Mauro Coruzzi, meglio conosciuto come Platinette, martedì festeggia i suoi 70 anni con la consueta ironia che lo ha sempre distinto. “Non sono ancora morta, grazie”, esordisce così nell’intervista rilasciata al Corriere della Sera, quasi a voler esorcizzare due anni durissimi segnati da due ictus, uno ischemico e uno emorragico.
«Il neurologo mi dice che il mio cervello è come un emmental — racconta — pieno di buchi. Alcune zone non funzionano più, ma i neuroni rimasti si sono caricati di tutto il lavoro. Cammino con un bastone come una vecchia pazza, e questo mi rende fragile».
Nonostante la fatica della riabilitazione, non rinuncia al sarcasmo: «Da contribuente con cinquant’anni di versamenti, sono ufficialmente pensionato. Come dice Patty Pravo: “Ho guadagnato 11 miliardi ma ne ho spesi 13”».

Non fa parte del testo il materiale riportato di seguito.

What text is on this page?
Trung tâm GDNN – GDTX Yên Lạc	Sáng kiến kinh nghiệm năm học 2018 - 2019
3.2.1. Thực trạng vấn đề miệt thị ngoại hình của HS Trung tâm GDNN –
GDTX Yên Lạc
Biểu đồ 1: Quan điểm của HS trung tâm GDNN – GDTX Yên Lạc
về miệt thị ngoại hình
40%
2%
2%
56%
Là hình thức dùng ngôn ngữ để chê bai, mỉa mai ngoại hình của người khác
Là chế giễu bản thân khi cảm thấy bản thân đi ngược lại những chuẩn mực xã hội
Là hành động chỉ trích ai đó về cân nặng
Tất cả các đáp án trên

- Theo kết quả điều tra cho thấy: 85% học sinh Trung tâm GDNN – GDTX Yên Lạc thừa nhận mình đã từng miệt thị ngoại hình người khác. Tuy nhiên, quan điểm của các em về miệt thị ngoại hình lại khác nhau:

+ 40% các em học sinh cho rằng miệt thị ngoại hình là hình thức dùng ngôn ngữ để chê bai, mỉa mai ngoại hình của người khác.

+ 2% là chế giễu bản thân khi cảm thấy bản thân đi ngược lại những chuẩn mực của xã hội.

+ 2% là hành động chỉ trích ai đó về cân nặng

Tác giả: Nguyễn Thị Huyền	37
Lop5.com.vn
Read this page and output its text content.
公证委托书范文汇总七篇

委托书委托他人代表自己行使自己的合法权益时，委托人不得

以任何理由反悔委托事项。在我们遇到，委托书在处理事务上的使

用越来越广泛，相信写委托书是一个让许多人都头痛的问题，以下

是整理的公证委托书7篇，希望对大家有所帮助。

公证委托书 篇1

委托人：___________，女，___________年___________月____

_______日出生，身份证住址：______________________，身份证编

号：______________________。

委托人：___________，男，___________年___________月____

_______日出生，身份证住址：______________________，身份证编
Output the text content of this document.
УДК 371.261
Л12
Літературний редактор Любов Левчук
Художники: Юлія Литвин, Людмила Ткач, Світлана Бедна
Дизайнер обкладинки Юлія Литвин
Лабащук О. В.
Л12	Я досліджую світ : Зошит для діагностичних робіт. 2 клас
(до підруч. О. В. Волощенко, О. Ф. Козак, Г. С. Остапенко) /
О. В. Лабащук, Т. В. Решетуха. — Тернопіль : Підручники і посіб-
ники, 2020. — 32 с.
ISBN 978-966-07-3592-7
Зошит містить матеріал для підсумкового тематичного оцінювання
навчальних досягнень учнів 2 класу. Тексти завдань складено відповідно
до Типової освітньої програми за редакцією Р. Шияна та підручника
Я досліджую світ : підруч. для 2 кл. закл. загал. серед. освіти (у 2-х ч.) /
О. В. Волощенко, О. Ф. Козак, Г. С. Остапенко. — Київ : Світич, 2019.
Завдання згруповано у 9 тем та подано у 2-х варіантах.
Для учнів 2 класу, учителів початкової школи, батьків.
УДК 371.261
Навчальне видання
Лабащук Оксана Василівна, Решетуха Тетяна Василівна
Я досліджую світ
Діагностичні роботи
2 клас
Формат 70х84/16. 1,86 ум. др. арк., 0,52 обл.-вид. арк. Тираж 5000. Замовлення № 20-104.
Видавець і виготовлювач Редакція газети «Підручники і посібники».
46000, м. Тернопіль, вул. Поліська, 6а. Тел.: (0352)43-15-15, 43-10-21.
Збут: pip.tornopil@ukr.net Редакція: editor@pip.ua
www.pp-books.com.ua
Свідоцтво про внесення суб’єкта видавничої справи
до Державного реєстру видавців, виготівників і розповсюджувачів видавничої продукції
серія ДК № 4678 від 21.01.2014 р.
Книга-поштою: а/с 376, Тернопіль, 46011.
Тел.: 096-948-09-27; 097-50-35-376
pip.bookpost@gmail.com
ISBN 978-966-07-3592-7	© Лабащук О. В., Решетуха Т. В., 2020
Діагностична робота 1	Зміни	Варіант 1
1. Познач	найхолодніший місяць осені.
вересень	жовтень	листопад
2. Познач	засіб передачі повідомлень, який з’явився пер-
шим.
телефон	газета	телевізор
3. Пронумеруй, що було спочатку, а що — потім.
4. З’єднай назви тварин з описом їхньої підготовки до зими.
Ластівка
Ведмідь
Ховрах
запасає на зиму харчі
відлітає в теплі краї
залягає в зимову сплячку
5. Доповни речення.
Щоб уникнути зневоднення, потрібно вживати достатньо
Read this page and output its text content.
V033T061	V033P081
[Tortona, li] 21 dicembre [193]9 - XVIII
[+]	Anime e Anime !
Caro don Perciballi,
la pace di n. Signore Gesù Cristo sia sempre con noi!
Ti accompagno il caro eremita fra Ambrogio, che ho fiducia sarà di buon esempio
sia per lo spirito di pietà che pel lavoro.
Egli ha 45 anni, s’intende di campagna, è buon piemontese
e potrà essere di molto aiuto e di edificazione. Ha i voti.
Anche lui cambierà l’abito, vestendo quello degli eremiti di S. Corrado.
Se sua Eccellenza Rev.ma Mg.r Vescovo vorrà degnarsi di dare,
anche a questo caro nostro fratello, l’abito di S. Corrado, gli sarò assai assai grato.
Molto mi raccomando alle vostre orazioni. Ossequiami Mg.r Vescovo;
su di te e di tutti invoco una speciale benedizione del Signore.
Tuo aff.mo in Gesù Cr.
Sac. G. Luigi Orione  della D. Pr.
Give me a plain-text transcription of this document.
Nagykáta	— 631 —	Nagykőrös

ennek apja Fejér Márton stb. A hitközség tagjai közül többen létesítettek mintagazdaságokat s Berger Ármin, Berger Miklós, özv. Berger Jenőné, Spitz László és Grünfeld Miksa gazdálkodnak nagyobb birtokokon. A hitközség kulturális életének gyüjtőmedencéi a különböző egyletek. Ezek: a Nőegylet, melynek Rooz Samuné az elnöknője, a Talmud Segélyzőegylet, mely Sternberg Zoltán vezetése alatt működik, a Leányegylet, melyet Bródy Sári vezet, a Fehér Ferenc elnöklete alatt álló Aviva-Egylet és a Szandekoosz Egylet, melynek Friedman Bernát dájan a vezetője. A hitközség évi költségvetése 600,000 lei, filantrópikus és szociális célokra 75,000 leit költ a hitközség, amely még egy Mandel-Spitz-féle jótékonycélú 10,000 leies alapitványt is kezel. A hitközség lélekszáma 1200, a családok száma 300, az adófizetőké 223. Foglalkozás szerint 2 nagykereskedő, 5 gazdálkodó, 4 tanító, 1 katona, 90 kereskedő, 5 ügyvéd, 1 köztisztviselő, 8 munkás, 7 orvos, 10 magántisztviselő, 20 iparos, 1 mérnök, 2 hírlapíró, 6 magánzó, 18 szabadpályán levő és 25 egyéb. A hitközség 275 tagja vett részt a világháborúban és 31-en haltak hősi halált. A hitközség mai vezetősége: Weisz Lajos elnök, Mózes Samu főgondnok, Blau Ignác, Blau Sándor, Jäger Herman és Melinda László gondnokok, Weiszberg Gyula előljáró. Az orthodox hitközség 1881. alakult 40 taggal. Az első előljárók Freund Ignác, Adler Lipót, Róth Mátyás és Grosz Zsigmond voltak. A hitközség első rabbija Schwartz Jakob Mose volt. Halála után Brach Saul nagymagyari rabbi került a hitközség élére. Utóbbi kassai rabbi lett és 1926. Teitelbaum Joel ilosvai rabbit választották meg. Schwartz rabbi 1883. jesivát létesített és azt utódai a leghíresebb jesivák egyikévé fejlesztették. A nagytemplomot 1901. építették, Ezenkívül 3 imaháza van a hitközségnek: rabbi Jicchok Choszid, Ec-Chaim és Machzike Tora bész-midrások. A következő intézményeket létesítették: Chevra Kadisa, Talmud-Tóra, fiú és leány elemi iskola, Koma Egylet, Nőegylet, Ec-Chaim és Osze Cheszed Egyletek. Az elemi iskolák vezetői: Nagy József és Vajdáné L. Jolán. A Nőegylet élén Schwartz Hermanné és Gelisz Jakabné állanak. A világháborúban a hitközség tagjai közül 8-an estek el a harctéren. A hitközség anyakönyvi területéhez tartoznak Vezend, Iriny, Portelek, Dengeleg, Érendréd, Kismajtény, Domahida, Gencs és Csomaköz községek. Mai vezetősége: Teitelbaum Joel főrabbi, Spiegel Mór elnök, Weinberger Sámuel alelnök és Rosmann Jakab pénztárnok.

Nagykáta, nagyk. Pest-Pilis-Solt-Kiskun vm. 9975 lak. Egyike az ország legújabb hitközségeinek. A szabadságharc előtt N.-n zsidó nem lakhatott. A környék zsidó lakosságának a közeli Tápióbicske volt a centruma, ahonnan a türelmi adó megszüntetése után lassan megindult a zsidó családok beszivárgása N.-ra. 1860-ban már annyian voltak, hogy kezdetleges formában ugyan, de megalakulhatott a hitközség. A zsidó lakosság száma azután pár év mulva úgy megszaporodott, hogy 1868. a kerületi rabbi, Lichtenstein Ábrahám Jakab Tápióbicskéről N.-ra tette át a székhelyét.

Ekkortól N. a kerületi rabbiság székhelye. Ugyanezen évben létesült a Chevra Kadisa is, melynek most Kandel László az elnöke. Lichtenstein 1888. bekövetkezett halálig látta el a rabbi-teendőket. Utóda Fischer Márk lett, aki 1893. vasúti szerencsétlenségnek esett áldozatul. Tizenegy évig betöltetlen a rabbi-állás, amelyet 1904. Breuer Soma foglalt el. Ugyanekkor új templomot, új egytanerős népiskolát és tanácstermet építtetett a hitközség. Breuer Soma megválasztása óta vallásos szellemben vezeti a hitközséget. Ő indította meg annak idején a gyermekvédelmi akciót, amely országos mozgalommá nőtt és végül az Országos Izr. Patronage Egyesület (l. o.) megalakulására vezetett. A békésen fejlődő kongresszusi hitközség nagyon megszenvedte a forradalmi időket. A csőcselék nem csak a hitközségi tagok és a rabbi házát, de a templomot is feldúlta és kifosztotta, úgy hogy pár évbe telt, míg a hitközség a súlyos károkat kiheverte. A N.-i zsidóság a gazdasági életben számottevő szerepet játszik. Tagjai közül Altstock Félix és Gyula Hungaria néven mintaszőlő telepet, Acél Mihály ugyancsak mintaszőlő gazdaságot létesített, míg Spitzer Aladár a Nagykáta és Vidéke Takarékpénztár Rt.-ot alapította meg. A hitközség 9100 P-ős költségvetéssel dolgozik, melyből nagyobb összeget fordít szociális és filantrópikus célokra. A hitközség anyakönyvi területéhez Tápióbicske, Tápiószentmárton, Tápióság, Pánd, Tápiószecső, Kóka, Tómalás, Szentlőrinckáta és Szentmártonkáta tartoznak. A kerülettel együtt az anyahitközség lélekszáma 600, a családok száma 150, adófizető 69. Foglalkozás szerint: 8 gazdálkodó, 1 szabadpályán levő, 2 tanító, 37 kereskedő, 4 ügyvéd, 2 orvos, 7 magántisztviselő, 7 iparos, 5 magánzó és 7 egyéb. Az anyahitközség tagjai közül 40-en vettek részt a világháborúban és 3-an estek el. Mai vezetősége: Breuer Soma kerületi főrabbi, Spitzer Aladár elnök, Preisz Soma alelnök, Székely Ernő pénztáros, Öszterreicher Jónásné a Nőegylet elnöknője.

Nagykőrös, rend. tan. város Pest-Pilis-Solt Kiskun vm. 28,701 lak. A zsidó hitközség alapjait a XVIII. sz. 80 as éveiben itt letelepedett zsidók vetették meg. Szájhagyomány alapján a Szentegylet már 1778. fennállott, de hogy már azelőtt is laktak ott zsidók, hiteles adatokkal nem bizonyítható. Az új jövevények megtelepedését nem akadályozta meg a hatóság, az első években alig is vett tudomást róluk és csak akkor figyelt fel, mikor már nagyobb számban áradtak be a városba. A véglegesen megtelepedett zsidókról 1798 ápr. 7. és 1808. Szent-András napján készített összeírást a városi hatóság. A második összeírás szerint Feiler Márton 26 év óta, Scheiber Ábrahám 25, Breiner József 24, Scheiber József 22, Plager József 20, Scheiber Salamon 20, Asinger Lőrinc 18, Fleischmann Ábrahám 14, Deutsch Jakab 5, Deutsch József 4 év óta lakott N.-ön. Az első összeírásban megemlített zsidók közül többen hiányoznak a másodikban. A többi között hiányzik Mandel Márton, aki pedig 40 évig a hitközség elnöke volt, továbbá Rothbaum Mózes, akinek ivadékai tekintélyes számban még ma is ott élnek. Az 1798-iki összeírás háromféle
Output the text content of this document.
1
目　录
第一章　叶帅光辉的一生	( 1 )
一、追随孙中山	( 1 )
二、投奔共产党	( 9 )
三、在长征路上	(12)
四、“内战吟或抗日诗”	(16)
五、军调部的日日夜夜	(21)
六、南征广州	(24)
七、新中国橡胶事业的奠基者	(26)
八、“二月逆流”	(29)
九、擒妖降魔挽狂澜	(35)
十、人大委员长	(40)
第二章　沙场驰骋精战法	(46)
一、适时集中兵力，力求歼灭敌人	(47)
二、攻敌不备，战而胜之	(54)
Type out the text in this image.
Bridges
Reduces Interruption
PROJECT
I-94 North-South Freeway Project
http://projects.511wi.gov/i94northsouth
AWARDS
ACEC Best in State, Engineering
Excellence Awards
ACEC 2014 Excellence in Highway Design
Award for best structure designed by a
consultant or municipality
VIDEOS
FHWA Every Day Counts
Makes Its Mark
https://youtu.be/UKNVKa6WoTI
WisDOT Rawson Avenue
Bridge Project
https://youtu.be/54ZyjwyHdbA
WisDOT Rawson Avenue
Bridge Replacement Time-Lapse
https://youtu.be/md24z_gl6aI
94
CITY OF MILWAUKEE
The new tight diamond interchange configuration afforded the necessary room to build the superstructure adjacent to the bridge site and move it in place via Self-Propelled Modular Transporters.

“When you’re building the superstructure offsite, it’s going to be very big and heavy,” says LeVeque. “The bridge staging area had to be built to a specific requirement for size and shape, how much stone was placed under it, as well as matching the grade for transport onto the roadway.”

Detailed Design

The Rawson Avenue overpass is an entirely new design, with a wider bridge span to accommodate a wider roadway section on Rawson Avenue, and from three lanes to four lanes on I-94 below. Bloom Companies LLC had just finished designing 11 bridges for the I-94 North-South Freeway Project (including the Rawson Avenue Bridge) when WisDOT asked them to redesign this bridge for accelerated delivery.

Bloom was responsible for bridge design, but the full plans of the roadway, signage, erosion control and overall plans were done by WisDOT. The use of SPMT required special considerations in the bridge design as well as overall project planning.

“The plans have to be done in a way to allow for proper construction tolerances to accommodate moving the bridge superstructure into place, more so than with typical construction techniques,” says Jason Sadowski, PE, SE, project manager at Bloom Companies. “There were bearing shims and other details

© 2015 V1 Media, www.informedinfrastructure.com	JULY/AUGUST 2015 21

Ripensando ai suoi eccessi, ammette: «Pesavo 180 chili, mangiavo mezzo chilo di pasta e bevevo una bottiglia di Coca Cola. Sapevo che prima o poi avrei pagato il conto, ma la vita è una botta di fortuna».
Tra i ricordi più intensi cita il primo amore, un compagno di scuola che gli regalò Corydon di André Gide con una dedica struggente: «Per quello che è stato, per quello che non è, per ciò che non sarà mai». Un’esperienza che definisce «il meglio e il peggio» della sua vita.
In famiglia non ebbe mai difficoltà a dichiararsi omosessuale: «Mia madre trovò i miei vestiti femminili e li lavò come se niente fosse».
Sul mondo dello spettacolo, è spietato: «La tv non mi manca quasi per nulla. Oggi gli opinionisti come me, Sgarbi o Tonon sono fuori gioco, vittime del politically correct che domina questo Medioevo da intelligenza artificiale».
Ricorda con affetto Maurizio Costanzo, “compagno di battaglie televisive”, e definisce Barbara D’Urso “l’ultima vera diva, una Gloria Swanson del piccolo schermo che saprà risorgere ancora”.
Non cambia opinione sul matrimonio egualitario («una parodia del modello etero») né sul Pride, che considera “un esercizio ormai privo di nemici da combattere”.
Rivendica invece con orgoglio la propria diversità: «Mi ero definita un fenomeno da baraccone, e ne vado fiera. Ho contribuito a spostare l’asticella dei pregiudizi».
E quando le si chiede se Platinette sia stata “uccisa” da Mauro Coruzzi, risponde con un sorriso: «Le maschere non muoiono. Possono solo riposare, ma restano vive dentro chi le ha create».